Standard Bank, Africa’s biggest lender by assets, defended its investment in fossil-fuel projects, saying the continent’s energy needs have to be balanced with climate concerns.
The Johannesburg-based bank’s exposure to coal mining, oil and gas and power generation from fossil fuels rose 21% last year to R119.4 billion, according to Just Share, a Cape Town-based shareholder activist organization.
While that’s almost five times its exposure to renewable energy projects, lending to green-power initiatives rose 84% over the year.
“It is not possible for Africa and many of the African countries to ignore the shortage of electricity supply,” Kenny Fihla, chief executive officer of Standard’s corporate and investment banking unit, said in an interview last week.
“Today’s challenges are not going to be resolved overnight and therefore a much more balanced approach is required.”
Standard and other banks are coming under increasing scrutiny on the continent for lending to new projects that will extend the use of fossil fuels.

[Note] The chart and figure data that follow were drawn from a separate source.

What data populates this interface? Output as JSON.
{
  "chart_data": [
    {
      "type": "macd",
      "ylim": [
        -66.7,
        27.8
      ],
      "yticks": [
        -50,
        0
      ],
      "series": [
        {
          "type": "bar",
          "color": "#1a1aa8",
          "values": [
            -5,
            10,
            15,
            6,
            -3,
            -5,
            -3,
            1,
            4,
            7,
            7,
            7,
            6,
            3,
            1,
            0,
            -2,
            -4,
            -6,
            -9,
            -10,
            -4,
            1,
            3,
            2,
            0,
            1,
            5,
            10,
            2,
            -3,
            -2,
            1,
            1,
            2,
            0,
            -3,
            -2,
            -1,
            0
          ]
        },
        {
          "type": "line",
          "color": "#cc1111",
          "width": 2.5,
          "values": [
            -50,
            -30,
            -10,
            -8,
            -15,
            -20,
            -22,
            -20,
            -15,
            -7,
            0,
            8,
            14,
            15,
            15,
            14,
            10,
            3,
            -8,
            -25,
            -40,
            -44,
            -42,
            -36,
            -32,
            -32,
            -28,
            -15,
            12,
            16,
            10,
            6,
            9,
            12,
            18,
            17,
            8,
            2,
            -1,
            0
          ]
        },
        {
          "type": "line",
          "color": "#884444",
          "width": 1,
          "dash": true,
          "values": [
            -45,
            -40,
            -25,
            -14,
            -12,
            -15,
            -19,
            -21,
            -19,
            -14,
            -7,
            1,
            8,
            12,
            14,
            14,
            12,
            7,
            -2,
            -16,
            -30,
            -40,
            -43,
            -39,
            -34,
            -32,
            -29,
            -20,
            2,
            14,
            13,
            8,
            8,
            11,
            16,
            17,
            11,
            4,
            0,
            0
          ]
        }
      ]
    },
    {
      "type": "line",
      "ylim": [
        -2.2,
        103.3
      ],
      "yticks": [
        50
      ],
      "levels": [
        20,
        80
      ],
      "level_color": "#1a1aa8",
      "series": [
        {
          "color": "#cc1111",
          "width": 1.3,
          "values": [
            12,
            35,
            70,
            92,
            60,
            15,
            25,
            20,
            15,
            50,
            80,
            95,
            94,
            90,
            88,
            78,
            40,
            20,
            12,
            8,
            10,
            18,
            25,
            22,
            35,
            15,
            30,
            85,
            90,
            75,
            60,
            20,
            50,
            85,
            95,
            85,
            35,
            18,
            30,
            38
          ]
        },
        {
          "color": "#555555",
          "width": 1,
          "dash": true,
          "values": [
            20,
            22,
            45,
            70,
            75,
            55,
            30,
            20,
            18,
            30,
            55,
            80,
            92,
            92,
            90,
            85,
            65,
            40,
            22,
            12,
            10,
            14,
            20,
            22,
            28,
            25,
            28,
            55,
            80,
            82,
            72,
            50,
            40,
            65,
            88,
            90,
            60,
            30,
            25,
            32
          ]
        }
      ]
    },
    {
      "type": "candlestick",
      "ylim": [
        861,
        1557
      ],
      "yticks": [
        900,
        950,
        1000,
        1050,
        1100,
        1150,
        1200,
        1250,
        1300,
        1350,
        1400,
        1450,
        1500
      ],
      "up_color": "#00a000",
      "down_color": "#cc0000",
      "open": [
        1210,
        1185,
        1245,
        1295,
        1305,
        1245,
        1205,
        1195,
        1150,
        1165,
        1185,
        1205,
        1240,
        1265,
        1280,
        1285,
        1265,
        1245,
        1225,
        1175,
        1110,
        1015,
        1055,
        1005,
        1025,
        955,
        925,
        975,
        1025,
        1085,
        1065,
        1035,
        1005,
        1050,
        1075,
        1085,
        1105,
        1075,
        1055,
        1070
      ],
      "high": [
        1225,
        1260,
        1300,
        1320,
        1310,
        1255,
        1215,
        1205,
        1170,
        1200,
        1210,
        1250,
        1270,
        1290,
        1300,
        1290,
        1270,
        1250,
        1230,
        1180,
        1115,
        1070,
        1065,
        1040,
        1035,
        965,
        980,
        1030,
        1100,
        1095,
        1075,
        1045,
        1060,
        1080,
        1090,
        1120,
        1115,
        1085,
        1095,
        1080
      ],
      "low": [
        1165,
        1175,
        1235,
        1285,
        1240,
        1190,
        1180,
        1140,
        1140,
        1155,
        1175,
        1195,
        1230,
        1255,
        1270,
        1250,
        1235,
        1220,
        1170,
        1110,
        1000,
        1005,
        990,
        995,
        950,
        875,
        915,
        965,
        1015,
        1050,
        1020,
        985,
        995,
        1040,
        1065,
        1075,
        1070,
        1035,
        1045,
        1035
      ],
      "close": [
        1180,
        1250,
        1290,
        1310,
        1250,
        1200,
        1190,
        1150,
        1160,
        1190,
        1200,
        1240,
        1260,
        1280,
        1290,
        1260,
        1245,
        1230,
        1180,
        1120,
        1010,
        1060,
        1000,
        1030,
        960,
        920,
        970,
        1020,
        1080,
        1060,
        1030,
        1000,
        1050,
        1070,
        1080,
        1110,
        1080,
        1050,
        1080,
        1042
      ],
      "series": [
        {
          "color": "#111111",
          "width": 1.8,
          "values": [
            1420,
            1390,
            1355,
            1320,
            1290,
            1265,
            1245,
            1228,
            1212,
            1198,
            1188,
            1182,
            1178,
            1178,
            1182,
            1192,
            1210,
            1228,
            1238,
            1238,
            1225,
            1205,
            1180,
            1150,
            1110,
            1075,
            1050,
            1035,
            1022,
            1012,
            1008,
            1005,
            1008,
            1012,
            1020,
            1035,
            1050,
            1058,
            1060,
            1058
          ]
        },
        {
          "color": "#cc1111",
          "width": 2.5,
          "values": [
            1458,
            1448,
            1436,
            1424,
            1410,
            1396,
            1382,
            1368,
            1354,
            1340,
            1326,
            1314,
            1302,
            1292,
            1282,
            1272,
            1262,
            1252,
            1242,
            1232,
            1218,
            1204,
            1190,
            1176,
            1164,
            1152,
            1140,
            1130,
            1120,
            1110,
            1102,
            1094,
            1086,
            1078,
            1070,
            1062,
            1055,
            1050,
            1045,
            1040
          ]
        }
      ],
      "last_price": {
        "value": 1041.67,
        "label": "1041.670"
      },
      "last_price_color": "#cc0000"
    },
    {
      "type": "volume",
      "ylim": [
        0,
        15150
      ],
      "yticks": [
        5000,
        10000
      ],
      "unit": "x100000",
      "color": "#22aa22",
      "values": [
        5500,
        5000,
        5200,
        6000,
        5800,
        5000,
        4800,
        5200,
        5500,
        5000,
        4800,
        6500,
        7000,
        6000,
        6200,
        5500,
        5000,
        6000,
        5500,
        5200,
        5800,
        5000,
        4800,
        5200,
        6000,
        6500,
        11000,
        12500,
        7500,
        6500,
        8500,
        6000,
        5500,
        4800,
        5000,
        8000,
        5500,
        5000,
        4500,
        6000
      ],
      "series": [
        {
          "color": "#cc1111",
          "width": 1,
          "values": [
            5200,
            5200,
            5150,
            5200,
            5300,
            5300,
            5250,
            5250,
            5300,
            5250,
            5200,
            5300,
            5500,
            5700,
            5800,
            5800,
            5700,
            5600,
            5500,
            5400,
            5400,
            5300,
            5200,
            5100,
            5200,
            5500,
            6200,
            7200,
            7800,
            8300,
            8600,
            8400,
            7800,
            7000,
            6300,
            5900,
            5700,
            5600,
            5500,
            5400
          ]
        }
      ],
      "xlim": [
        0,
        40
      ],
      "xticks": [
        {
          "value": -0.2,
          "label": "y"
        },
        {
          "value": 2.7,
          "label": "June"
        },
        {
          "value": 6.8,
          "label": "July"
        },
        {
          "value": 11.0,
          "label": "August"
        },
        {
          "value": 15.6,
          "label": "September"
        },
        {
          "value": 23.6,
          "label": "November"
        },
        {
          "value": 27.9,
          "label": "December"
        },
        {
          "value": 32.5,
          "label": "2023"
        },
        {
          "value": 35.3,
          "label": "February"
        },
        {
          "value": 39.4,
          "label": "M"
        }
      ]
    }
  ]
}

At the same time, they are under pressure to help fund nascent oil and gas fields from Mozambique and South Africa to Senegal as governments defend the right to develop their natural resources on a continent that accounts for only 4% of greenhouse gas emissions.
“There is no factual basis for Standard Bank’s insistence that new fossil fuels are required to support development in Africa,” Just Share said in a response to queries.
“The bank’s position on this issue is driven by its vested interests in fossil-fuel financing and its relationships with African governments intent on ramping up fossil-fuel development.”
TotalEnergies SE’s proposed East African Crude Oil Pipeline that would run from Uganda to the coast in Tanzania has been a particular focus for 260 organizations that have asked banks to shun the project, arguing that it will harm wildlife habitats, impact communities and cause emissions to rise.
While Standard Chartered last month said that it isn’t involved in the financing of the line, having earlier expressed an interest, Standard Bank is in talks to provide funding.
The social and environmental impacts of the project, which has been estimated to cost $5 billion, are still being considered, Fihla said.
Standard Bank CEO Sim Tshabalala in a November interview said a decision on its involvement was imminent.
“Oil development in Uganda will be transformational to the GDP of that country,” Fihla said. “We will take as long as is necessary.”